12 2.2.5. Diagnosa Terapi yang tepat pada penderita hiperplasia endometrium sangat ditentukan oleh adanya ketepatan diagnosis histopatologi, yang tergantung pada ketepatan dalam mendapatkan sediaan endometrium. Banyak cara untuk mendapatkan sediaan endometrium, diantaranya adalah sitologi, biopsi, dilatasi dan kuretase (D & C), serta biopsi dengan histeroskopi. Dari beberapa review cara diagnosis hiperplasia endometrium sebelumnya bahwa pengambilan sediaan dengan dilatasi dan kuretase adalah cara yang terbaik dengan mengurangi subjektifitas gambaran endometrium bila dibandingkan dengan biopsi menggunakan histeroskopi, serta lebih akurat dibandingkan dengan sitologi dan biopsi dengan akurasi 97% dan mempunyai nilai sensitivitas 98%, spesifitas 95%,positive predictive value 96% serta negativepredictive value 98% (Cahyanti, 2008). Pada beberapa tahun ini, penggunan ultrasonografi transvaginal untuk menilai kelainan endometrium pada penderita dengan perdarahan pervaginam banyak dilakukan. Cara ini bukan merupakan alat prediksi yang tepat untuk menilai keadaaan patologis endometrium tetapi dapat dilakukan untuk mengukur ketebalan endometrium (The American College of Obstetrician and Gynecologists, 2012). 2.2.6. Komplikasi Berkembangnya hiperplasia endometrium yang tidak mendapatkan terapi menjadi suatu karsinoma endometrium. Hubungan patogenesis berkembangnya hiperplasia endometrium menjadi suatu karsinoma endometrium dipengaruhi oleh aktivitas paparan estrogen yang mengakibatkan proliferasi yang tidak terkontrol. Kanker endometrium merupakan salah satu jenis keganasan di endometrium yang berasal dari pelapis epitel kelenjar dan berpotensi melibatkan miometrium. Kanker endometrium termasuk kanker ginekologik yang paling sering terjadi di dunia berat, menempati urutan keempat kanker pada perempuan setelah kanker payudara, kolon, dan paru (American Cancer Society, 2013; World Cancer Research Fund, 2013).

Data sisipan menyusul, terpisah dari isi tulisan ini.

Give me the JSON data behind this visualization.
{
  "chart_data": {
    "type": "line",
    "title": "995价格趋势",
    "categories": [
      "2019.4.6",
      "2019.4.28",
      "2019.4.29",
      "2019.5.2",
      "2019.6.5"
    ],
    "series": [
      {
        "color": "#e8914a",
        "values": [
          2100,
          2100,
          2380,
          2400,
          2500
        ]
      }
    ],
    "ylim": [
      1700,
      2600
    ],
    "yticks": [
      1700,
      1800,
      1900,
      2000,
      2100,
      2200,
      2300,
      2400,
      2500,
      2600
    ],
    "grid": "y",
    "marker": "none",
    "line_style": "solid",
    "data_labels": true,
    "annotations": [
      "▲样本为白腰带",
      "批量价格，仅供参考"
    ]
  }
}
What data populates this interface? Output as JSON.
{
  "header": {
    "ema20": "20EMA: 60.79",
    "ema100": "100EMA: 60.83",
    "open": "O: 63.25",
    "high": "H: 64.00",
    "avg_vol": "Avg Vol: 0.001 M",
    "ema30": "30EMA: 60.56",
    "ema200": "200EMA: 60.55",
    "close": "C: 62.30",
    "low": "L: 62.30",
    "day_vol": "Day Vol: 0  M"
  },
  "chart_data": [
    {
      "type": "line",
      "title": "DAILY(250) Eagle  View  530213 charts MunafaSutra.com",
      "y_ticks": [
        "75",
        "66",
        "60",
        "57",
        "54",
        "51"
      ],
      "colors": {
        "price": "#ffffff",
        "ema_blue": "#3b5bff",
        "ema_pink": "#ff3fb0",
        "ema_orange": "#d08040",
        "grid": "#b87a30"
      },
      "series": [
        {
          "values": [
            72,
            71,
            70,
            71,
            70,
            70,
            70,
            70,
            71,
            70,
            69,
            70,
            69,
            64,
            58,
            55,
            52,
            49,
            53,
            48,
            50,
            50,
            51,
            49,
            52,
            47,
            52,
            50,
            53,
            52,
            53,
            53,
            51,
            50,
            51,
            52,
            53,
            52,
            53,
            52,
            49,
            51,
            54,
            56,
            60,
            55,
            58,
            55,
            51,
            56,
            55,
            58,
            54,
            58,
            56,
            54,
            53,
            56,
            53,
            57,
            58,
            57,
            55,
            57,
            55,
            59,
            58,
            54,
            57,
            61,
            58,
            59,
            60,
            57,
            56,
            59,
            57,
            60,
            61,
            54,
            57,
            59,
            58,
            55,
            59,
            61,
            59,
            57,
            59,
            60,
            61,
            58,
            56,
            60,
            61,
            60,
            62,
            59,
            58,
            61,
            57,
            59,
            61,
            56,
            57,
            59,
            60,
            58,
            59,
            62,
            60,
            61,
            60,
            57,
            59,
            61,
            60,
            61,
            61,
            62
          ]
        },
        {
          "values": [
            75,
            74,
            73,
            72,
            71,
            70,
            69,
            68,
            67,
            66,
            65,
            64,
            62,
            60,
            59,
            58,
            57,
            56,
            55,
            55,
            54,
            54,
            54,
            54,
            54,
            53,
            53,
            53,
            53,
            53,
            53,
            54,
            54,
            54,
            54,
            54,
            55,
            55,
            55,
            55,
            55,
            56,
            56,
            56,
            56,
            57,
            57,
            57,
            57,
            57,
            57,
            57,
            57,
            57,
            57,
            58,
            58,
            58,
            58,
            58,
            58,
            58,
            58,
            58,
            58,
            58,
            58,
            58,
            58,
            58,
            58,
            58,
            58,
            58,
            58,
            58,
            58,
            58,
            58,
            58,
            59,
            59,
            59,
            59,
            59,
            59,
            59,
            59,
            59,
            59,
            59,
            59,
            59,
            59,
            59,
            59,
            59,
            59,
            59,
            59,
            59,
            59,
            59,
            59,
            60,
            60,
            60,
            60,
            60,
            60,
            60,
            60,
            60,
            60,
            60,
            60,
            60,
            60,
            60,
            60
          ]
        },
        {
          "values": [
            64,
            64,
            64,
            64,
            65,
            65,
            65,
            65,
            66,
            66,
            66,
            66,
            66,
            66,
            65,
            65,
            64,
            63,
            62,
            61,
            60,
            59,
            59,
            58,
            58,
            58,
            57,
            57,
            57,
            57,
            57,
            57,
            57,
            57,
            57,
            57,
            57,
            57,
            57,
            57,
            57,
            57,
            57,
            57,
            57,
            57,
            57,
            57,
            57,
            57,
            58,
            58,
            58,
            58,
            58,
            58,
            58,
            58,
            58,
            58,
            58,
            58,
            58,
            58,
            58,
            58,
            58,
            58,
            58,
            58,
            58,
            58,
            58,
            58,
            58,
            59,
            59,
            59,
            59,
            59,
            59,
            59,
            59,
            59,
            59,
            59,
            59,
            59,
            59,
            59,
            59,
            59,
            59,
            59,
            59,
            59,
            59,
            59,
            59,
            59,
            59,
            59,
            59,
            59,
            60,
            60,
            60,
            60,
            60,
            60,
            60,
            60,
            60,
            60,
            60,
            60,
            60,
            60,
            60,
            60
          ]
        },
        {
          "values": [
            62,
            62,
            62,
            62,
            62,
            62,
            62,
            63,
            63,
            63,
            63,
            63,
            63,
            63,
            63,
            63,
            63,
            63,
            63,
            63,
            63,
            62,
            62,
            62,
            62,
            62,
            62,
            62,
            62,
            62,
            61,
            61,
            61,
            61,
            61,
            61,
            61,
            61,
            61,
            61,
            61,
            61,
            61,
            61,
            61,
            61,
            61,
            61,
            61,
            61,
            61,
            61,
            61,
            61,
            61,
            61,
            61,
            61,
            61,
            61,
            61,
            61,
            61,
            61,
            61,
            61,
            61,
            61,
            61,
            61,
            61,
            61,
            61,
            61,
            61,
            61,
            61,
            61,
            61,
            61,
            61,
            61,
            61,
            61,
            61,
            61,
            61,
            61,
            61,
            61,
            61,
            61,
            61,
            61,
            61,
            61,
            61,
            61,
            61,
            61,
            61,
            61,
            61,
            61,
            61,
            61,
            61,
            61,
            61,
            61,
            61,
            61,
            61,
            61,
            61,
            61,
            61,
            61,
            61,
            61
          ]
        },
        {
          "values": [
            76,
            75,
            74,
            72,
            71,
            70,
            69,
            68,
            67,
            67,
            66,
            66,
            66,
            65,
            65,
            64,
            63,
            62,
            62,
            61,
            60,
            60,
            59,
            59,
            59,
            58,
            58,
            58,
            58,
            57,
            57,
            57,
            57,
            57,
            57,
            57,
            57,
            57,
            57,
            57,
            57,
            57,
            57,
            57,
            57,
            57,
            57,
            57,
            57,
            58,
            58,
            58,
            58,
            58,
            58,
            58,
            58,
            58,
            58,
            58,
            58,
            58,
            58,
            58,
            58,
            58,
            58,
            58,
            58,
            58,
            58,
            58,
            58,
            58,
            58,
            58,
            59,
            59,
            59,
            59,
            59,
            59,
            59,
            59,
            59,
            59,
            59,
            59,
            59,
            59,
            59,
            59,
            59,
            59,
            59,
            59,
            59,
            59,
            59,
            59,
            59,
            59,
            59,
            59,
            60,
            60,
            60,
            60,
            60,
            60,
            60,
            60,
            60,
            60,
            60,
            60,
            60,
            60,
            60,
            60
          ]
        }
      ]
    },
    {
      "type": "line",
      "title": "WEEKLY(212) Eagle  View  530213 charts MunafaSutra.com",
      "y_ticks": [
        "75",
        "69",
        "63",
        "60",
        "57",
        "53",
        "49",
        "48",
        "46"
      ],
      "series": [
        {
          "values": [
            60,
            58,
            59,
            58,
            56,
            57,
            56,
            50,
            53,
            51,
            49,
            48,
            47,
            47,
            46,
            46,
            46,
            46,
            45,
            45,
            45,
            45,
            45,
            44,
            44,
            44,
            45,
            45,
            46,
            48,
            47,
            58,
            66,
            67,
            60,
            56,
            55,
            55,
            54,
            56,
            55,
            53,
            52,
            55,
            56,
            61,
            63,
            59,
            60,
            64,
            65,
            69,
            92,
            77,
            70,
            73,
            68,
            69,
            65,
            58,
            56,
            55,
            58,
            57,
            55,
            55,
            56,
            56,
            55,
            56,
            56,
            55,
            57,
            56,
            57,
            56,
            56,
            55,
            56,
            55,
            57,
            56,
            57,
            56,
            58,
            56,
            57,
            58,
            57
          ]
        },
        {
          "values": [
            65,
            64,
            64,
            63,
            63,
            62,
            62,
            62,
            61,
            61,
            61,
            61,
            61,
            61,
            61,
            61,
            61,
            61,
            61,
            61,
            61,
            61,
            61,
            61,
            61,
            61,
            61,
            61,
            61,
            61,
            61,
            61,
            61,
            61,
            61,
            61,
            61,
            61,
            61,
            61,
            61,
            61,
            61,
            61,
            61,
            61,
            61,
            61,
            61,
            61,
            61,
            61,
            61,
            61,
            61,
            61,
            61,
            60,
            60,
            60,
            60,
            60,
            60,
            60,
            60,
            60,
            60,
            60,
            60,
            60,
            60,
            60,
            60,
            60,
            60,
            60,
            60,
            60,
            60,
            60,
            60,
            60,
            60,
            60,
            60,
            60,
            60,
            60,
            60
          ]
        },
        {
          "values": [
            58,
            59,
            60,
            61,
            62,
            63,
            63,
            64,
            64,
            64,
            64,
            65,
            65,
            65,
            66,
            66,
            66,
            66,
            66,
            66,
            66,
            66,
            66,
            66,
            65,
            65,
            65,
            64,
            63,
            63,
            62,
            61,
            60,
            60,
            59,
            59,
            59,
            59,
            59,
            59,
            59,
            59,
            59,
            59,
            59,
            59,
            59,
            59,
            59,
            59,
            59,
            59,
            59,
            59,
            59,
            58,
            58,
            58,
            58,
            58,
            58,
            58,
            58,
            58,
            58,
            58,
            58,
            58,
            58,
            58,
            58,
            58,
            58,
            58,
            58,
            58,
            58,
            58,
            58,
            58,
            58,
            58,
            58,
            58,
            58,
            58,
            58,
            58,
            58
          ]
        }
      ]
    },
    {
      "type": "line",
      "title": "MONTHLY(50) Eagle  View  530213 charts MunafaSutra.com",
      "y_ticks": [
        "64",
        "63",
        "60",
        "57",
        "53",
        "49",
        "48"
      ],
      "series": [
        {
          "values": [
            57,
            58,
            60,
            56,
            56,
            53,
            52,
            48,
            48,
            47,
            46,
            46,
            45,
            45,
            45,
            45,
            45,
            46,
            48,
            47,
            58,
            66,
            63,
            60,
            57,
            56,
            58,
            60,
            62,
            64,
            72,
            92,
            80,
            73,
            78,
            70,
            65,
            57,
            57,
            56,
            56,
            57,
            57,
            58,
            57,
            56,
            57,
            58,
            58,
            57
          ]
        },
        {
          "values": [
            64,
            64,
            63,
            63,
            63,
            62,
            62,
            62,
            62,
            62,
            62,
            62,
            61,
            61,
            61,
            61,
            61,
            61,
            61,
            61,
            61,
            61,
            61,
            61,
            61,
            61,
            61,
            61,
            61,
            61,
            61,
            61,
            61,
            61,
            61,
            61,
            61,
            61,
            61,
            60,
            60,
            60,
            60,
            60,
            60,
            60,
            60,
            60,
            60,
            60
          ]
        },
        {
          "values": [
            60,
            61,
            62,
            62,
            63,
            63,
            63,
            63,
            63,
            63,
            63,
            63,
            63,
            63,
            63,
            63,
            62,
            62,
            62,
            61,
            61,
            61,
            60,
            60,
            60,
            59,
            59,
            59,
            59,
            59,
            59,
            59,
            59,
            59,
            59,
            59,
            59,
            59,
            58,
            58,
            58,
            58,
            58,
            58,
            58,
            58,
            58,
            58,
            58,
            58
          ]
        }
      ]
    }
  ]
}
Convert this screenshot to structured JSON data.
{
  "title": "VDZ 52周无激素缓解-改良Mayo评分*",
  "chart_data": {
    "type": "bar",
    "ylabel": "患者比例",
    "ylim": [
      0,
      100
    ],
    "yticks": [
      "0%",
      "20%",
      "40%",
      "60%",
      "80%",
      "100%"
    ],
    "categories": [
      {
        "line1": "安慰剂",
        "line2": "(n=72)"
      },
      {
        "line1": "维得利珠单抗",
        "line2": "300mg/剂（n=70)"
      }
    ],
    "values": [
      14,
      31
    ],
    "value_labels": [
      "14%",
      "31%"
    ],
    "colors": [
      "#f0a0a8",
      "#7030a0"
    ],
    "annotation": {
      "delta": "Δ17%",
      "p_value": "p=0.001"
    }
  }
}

13 2.2.7. Pengobatan Ada banyak penyebab pendarahan uterus abnormal. Jika pendarahan di diagnosis dengan hiperplasia endometrium, dapat diobati dengan progestin yang diberikan secara oral, krim, dan dalam alat kontrasepsi. Dosis dan lamanya pemberian tergantung pada usia dan jenis hiperplasia. Jika memiliki tipe hiperplasia kompleks dengan atipik resiko kanker sangat meningkat dan biasanya histerektomi merupakan pilihan pengobatan terbaik (The American College of Obstetrician and Gynecologists, 2012; National Cancer Institute, 2012).